## Discrete Simulation

Discrete simulation is a technique where the simulation is
advanced from event time to event time rather than using a continuously
advancing time clock as in continuous simulation.

Suppose we consider the example of the interaction of the principle
and interest associated with a savings account. This can be represented
by a systems thinking diagram as follows:

This diagram indicates that **Deposits** increase the **Principal**
and **Withdraws** decrease the **Principal**. Also, the
**Principal** interacts with the **Interest Rate** on some
periodic basis to create **Interest**. The **Interest**
then serves to increase the **Principal**.

If we then turn this into a 10 year simulation with the assumptions
that the **Principal** is initially $100, there are no **Deposits**
or **Withdraws**, and an **Interest Rate** of 5% is paid
once a year it might look like this in Extend.

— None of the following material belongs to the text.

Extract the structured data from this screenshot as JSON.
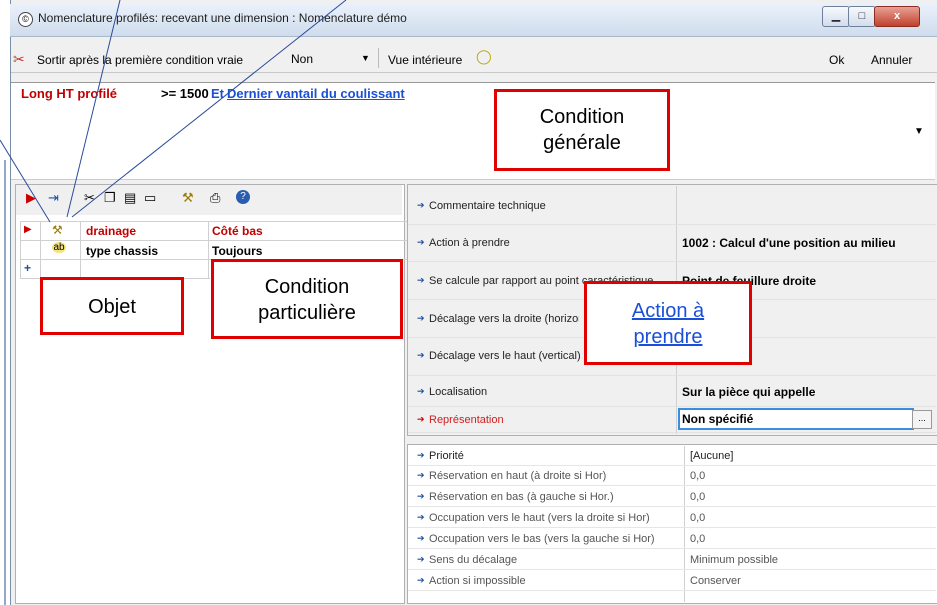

In the above diagram the **Generator** function schedules
events, which in this particular example just happen to be once
a year. When the event happens **Interest** is computed based
on the **Principal** and the **Interest Rate** and is tacked
on as a value for the event. The event value is extracted in the
**Get Value** function and added to the **Principal**. The
event itself then exits the system.

The above graph show the result of running the model for 10
years. Note that the **Interest** is computed and added to
the **Principal** at the end of each year and the discrete
nature of the simulation is very evident.